Der Untertitel, sicher von der Redaktion zu verantworten, bringt es doch auf Ihren Tenor: "Die Arisierung machte breite Bevölkerungsschichten zu willigen Komplizen der Judenverfolgung". Eine klare Aussage. In wie weit wird sie aber tatsächlich von Ihren Forschungsergebnissen getragen? Wer hat wieviel profitiert, mit welchem tatsächlichen oder auch formal-kriminellen Aufwand?

"Die einen" (Wirtschaft, Banken, Mittelstand, Nazibonzen und alle Sozialneider des Bürgertums) haben sich in großem Stil bereichert, haben die jüdischen Deutschen ausgebeutet, betrogen, ans Messer geliefert - und haben sich neue Imperien des Reichtums und der wirtschaftlichen Macht aufgebaut. Bei denen blieb vermutlich alles, was wertvoll war (wirtschaftliche Imperien, Firmen, Warenrechte, Häuser, Grundstücke bis zu den Teppichen und Pelzen). Das waren wohl zweifellos die Eliten des NS-Systems (die ja so auch schon vor dem 30. Januar vorhanden waren: als Gegner und Feinde der Republik wie der Juden in Deutschland, aber auch als Gegner oder Feinde der Linken). "Die anderen" (oder: "andere"?) konnten billig Löffel und Geschirr ersteigern oder kaufen, manche nach erfolgter Ausbombung.

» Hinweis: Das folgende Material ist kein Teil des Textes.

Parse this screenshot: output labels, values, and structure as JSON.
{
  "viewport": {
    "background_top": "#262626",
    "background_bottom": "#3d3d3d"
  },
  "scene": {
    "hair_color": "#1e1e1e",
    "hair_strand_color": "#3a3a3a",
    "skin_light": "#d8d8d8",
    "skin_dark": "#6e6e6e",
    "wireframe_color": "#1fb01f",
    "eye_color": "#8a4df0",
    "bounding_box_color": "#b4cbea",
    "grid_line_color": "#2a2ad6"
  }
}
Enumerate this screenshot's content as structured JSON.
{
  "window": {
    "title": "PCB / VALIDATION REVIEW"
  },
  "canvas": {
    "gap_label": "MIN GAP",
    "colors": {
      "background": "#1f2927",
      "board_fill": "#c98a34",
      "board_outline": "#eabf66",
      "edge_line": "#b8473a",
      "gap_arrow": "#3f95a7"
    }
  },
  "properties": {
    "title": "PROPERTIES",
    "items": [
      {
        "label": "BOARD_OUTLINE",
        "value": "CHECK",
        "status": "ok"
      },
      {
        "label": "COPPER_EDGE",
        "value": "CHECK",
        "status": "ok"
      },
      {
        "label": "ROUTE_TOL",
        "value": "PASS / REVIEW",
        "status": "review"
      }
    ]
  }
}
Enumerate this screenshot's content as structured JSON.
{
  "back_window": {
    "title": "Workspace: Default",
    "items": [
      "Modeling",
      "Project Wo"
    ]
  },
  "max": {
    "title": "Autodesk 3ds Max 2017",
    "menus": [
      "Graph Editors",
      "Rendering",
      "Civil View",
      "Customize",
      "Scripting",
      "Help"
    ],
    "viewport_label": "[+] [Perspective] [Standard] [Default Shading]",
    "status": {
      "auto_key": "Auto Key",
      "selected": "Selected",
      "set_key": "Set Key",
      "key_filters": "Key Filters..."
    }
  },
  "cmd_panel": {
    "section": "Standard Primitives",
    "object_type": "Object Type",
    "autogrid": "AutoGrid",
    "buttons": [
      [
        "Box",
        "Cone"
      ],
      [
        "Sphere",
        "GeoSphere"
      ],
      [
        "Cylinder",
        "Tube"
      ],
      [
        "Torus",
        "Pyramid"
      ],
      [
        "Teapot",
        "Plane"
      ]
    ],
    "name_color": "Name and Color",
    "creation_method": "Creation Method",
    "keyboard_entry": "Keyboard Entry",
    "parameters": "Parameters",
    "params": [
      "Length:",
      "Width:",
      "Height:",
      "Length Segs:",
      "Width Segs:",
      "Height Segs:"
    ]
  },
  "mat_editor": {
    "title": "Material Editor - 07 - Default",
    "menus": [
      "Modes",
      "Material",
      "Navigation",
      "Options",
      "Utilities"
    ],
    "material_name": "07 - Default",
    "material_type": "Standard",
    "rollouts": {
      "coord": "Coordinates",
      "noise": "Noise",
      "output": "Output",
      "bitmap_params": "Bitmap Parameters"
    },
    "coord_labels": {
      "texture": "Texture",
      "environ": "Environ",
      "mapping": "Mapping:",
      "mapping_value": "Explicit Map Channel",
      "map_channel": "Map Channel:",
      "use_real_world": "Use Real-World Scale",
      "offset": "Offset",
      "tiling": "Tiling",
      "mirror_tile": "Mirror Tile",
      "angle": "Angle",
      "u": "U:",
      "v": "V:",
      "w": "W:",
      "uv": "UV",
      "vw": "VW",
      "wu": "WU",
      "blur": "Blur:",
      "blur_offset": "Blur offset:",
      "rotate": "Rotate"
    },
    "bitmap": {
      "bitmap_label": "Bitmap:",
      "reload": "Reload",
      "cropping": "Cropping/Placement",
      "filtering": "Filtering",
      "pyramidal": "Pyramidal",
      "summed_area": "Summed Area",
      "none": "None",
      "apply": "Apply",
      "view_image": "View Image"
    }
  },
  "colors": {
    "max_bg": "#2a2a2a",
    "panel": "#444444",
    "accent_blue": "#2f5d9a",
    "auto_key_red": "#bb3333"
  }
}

Meine Mutter (Jahrgang 1911, wir lebten in einem Dortmunder Vorort) sagte mir, daß es in ihrem Umfeld (Arbeiterschaft) verpönt war, sich an diesen kleinen Hinterlassenschaften der verfolgten jüdischen Deutschen zu vergreifen. An die großen Hinterlassenschaften kamen jedoch diese Deutschen, also das gemeine Volk, überhaupt nicht heran.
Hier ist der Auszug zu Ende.